Present to the individual teams one at a time. 

In your Win/Loss data you’ll have different buckets of feedback for different teams. Get the head of product together with a few other product leaders and share some of the high-level findings, but then dive deep into the product feedback. When it comes to sales, share your findings directly with the head of sales, preferably in a one on one setting. Sales feedback contains criticism about specific individuals on the sales team, and oftentimes individuals will be part of the story of why a deal was lost. If you present this feedback in a group setting, sales people will get very defensive very quickly, and you’ll unintentionally create a hostile dynamic in the meeting. Instead, share the findings with the sales leader and let them decide how they want to share the critical feedback with each individual sales person. 

As you think about all the different buckets of data you have, you’ll be best served to share the appropriate data with the appropriate team. Share growth insights with marketing, share onboarding insights with your account managers, and share retention insights with customer success. The better organized your data, the more opportunities you’ll have to present, disseminate the insights, and build rich relationships with your teammates.  

 Beware of group dynamics. 

When you’re presenting your findings to teammates, the more people you’re presenting to at once, the more dead the conversation will be.
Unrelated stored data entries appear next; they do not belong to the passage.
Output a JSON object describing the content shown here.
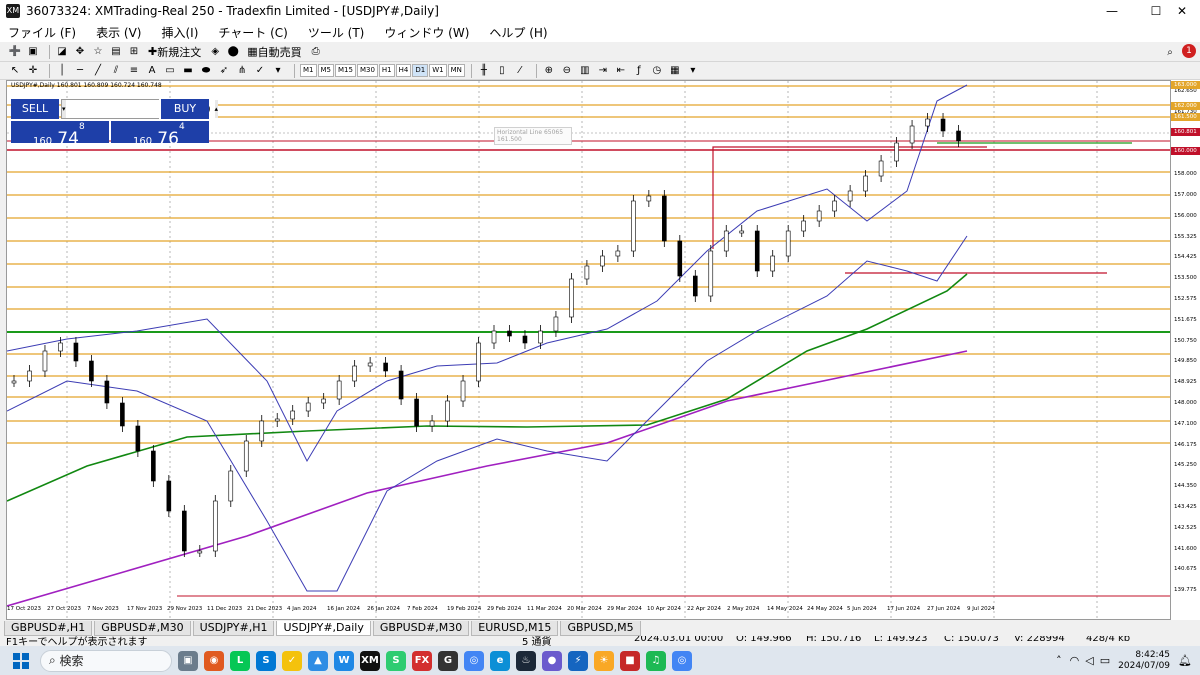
{
  "window": {
    "title": "36073324: XMTrading-Real 250 - Tradexfin Limited - [USDJPY#,Daily]",
    "app_icon": "XM",
    "minimize": "—",
    "maximize": "☐",
    "close": "✕"
  },
  "menu": [
    {
      "label": "ファイル (F)"
    },
    {
      "label": "表示 (V)"
    },
    {
      "label": "挿入(I)"
    },
    {
      "label": "チャート (C)"
    },
    {
      "label": "ツール (T)"
    },
    {
      "label": "ウィンドウ (W)"
    },
    {
      "label": "ヘルプ (H)"
    }
  ],
  "toolbar": {
    "new_order": "新規注文",
    "auto_trade": "自動売買",
    "notification_count": "1"
  },
  "timeframes": [
    "M1",
    "M5",
    "M15",
    "M30",
    "H1",
    "H4",
    "D1",
    "W1",
    "MN"
  ],
  "active_timeframe": "D1",
  "chart": {
    "symbol_line": "USDJPY#,Daily  160.801 160.809 160.724 160.748",
    "lot": "0.10",
    "sell_label": "SELL",
    "buy_label": "BUY",
    "sell_price_big": "160",
    "sell_price_main": "74",
    "sell_price_sup": "8",
    "buy_price_big": "160",
    "buy_price_main": "76",
    "buy_price_sup": "4",
    "hline_label": "Horizontal Line 65065",
    "hline_value": "161.500",
    "bid_tag": "160.801",
    "top_tag": "163.000",
    "level_tag": "162.000",
    "level_tag2": "161.500",
    "level_tag3": "160.000"
  },
  "y_labels": [
    "162.650",
    "161.730",
    "160.801",
    "159.000",
    "158.000",
    "157.000",
    "156.000",
    "155.325",
    "154.425",
    "153.500",
    "152.575",
    "151.675",
    "150.750",
    "149.850",
    "148.925",
    "148.000",
    "147.100",
    "146.175",
    "145.250",
    "144.350",
    "143.425",
    "142.525",
    "141.600",
    "140.675",
    "139.775"
  ],
  "x_labels": [
    "17 Oct 2023",
    "27 Oct 2023",
    "7 Nov 2023",
    "17 Nov 2023",
    "29 Nov 2023",
    "11 Dec 2023",
    "21 Dec 2023",
    "4 Jan 2024",
    "16 Jan 2024",
    "26 Jan 2024",
    "7 Feb 2024",
    "19 Feb 2024",
    "29 Feb 2024",
    "11 Mar 2024",
    "20 Mar 2024",
    "29 Mar 2024",
    "10 Apr 2024",
    "22 Apr 2024",
    "2 May 2024",
    "14 May 2024",
    "24 May 2024",
    "5 Jun 2024",
    "17 Jun 2024",
    "27 Jun 2024",
    "9 Jul 2024"
  ],
  "tabs": [
    {
      "label": "GBPUSD#,H1",
      "active": false
    },
    {
      "label": "GBPUSD#,M30",
      "active": false
    },
    {
      "label": "USDJPY#,H1",
      "active": false
    },
    {
      "label": "USDJPY#,Daily",
      "active": true
    },
    {
      "label": "GBPUSD#,M30",
      "active": false
    },
    {
      "label": "EURUSD,M15",
      "active": false
    },
    {
      "label": "GBPUSD,M5",
      "active": false
    }
  ],
  "status": {
    "help": "F1キーでヘルプが表示されます",
    "profile": "5 通貨",
    "datetime": "2024.03.01 00:00",
    "open": "O: 149.966",
    "high": "H: 150.716",
    "low": "L: 149.923",
    "close": "C: 150.073",
    "volume": "V: 228994",
    "traffic": "428/4 kb"
  },
  "taskbar": {
    "search": "検索",
    "time": "8:42:45",
    "date": "2024/07/09"
  },
  "colors": {
    "sell_blue": "#1e3fa8",
    "level_orange": "#e3a52a",
    "level_red": "#c0102a",
    "ma_green": "#118811",
    "ma_purple": "#a020c0",
    "bb_blue": "#3c3cb4"
  }
}
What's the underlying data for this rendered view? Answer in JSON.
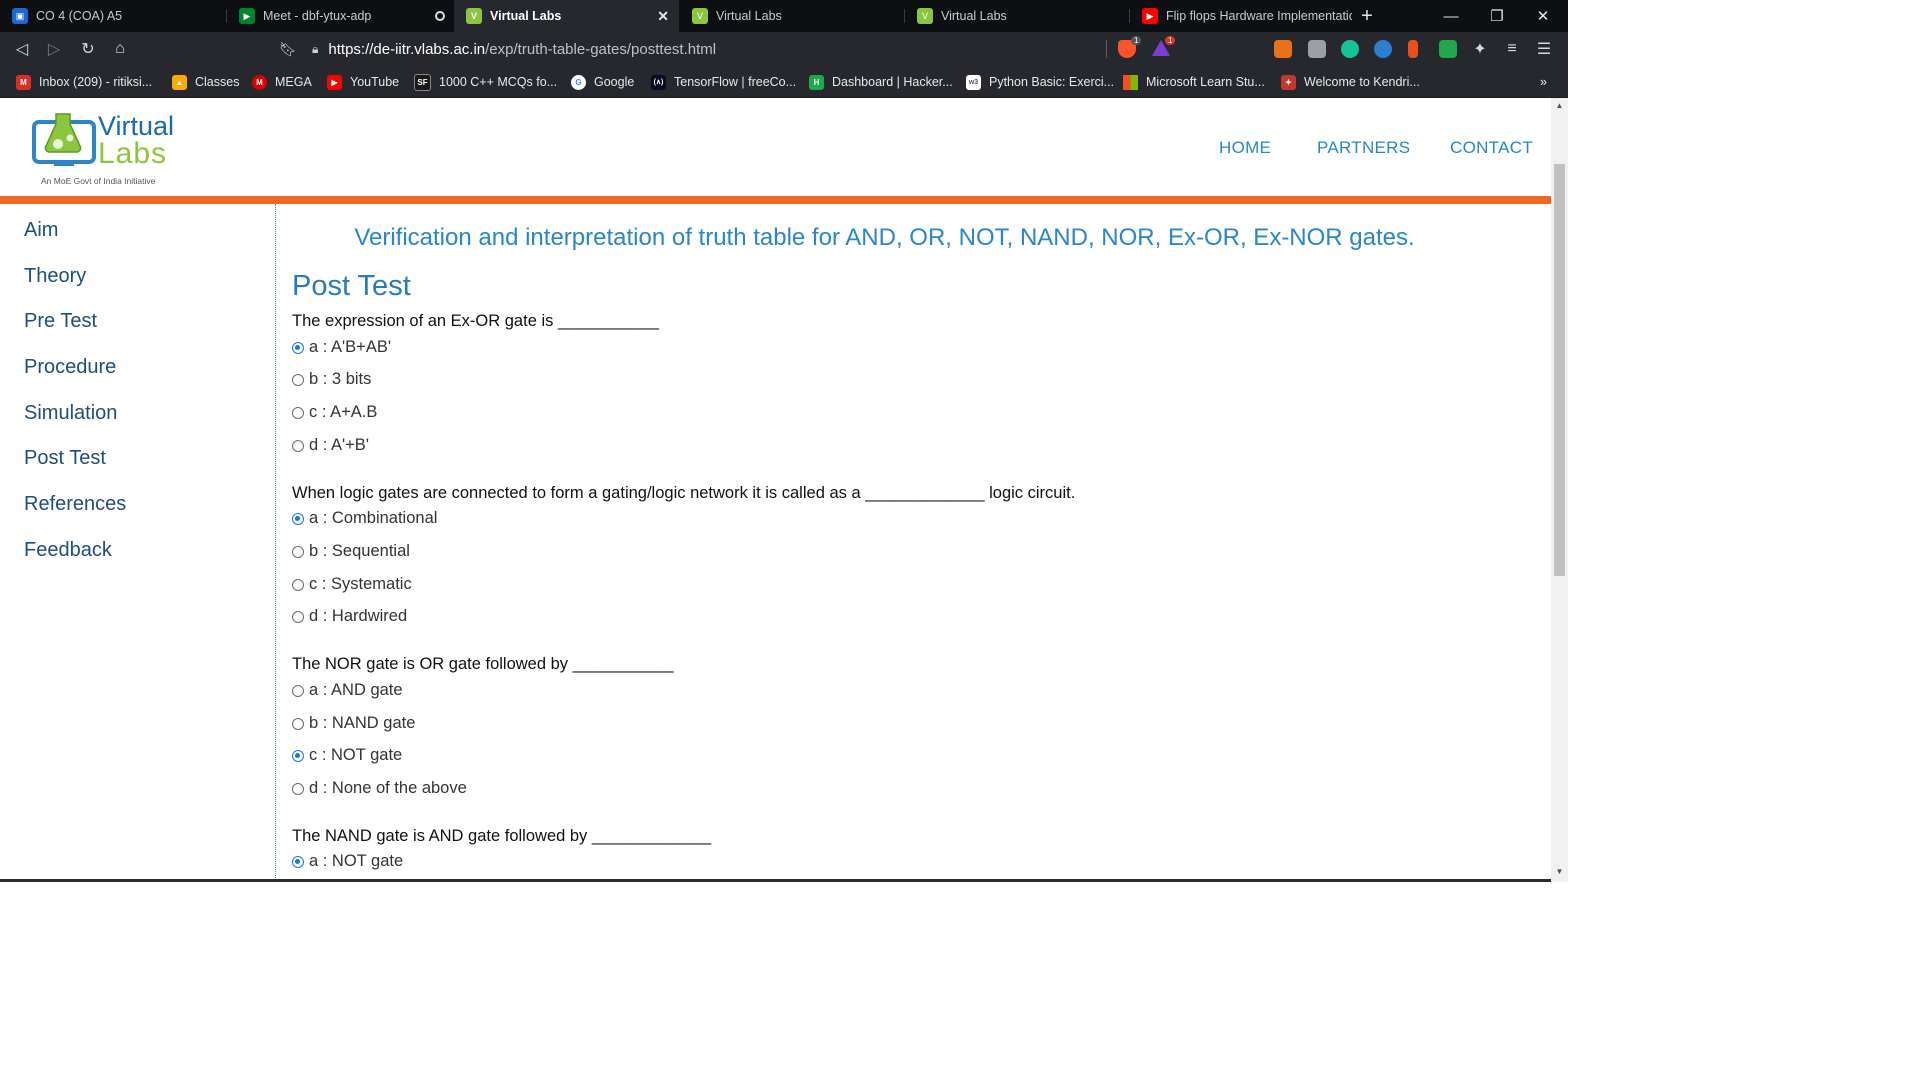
{
  "browser": {
    "tabs": [
      {
        "title": "CO 4 (COA) A5",
        "icon": "classroom-icon",
        "color": "#1e66d0"
      },
      {
        "title": "Meet - dbf-ytux-adp",
        "icon": "meet-icon",
        "color": "#00832d"
      },
      {
        "title": "Virtual Labs",
        "icon": "vlabs-icon",
        "color": "#8cc63f",
        "active": true
      },
      {
        "title": "Virtual Labs",
        "icon": "vlabs-icon",
        "color": "#8cc63f"
      },
      {
        "title": "Virtual Labs",
        "icon": "vlabs-icon",
        "color": "#8cc63f"
      },
      {
        "title": "Flip flops Hardware Implementatio",
        "icon": "youtube-icon",
        "color": "#ff0000"
      }
    ],
    "url_host": "https://de-iitr.vlabs.ac.in",
    "url_path": "/exp/truth-table-gates/posttest.html",
    "brave_badge": "1",
    "rewards_badge": "1",
    "bookmarks": [
      {
        "label": "Inbox (209) - ritiksi...",
        "icon": "gmail-icon",
        "color": "#d93025",
        "glyph": "M"
      },
      {
        "label": "Classes",
        "icon": "classroom-icon",
        "color": "#f9ab00",
        "glyph": "▲"
      },
      {
        "label": "MEGA",
        "icon": "mega-icon",
        "color": "#d90007",
        "glyph": "M"
      },
      {
        "label": "YouTube",
        "icon": "youtube-icon",
        "color": "#ff0000",
        "glyph": "▶"
      },
      {
        "label": "1000 C++ MCQs fo...",
        "icon": "sanfoundry-icon",
        "color": "#1a1a1a",
        "glyph": "SF"
      },
      {
        "label": "Google",
        "icon": "google-icon",
        "color": "#ffffff",
        "glyph": "G"
      },
      {
        "label": "TensorFlow | freeCo...",
        "icon": "freecodecamp-icon",
        "color": "#0a0a23",
        "glyph": "(∧)"
      },
      {
        "label": "Dashboard | Hacker...",
        "icon": "hackerrank-icon",
        "color": "#1ba94c",
        "glyph": "H"
      },
      {
        "label": "Python Basic: Exerci...",
        "icon": "w3resource-icon",
        "color": "#ffffff",
        "glyph": "w3"
      },
      {
        "label": "Microsoft Learn Stu...",
        "icon": "microsoft-icon",
        "color": "#f25022",
        "glyph": ""
      },
      {
        "label": "Welcome to Kendri...",
        "icon": "kv-icon",
        "color": "#c0392b",
        "glyph": "✦"
      }
    ],
    "more_bookmarks": "»"
  },
  "site": {
    "logo_line1": "Virtual",
    "logo_line2": "Labs",
    "logo_tagline": "An MoE Govt of India Initiative",
    "nav": [
      "HOME",
      "PARTNERS",
      "CONTACT"
    ],
    "accent_color": "#f26722"
  },
  "sidebar": {
    "items": [
      "Aim",
      "Theory",
      "Pre Test",
      "Procedure",
      "Simulation",
      "Post Test",
      "References",
      "Feedback"
    ]
  },
  "content": {
    "experiment_title": "Verification and interpretation of truth table for AND, OR, NOT, NAND, NOR, Ex-OR, Ex-NOR gates.",
    "section_title": "Post Test",
    "questions": [
      {
        "text": "The expression of an Ex-OR gate is ___________",
        "options": [
          {
            "label": "a : A'B+AB'",
            "checked": true
          },
          {
            "label": "b : 3 bits",
            "checked": false
          },
          {
            "label": "c : A+A.B",
            "checked": false
          },
          {
            "label": "d : A'+B'",
            "checked": false
          }
        ]
      },
      {
        "text": "When logic gates are connected to form a gating/logic network it is called as a _____________ logic circuit.",
        "options": [
          {
            "label": "a : Combinational",
            "checked": true
          },
          {
            "label": "b : Sequential",
            "checked": false
          },
          {
            "label": "c : Systematic",
            "checked": false
          },
          {
            "label": "d : Hardwired",
            "checked": false
          }
        ]
      },
      {
        "text": "The NOR gate is OR gate followed by ___________",
        "options": [
          {
            "label": "a : AND gate",
            "checked": false
          },
          {
            "label": "b : NAND gate",
            "checked": false
          },
          {
            "label": "c : NOT gate",
            "checked": true
          },
          {
            "label": "d : None of the above",
            "checked": false
          }
        ]
      },
      {
        "text": "The NAND gate is AND gate followed by _____________",
        "options": [
          {
            "label": "a : NOT gate",
            "checked": true
          }
        ]
      }
    ]
  }
}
Ideally you want to present to small groups of 3-4 people where the individuals involved feel comfortable asking questions and sharing their opinions. If you can create that type of dynamic Win/Loss conversations tend to be very rich and exciting for everyone involved. If you give a big Win/Loss presentation to 100 people at the same time, which we’ve done many times, all of your exciting insights will be met with silence. Big groups like that make people fearful to ask questions, and they stifle conversation. If you can, think about group sizes that will maximize the free-flow of conversation about the data. If you do, you’ll have exciting conversations with pretty much everyone, and you’ll also start building valuable relationships with people across the company.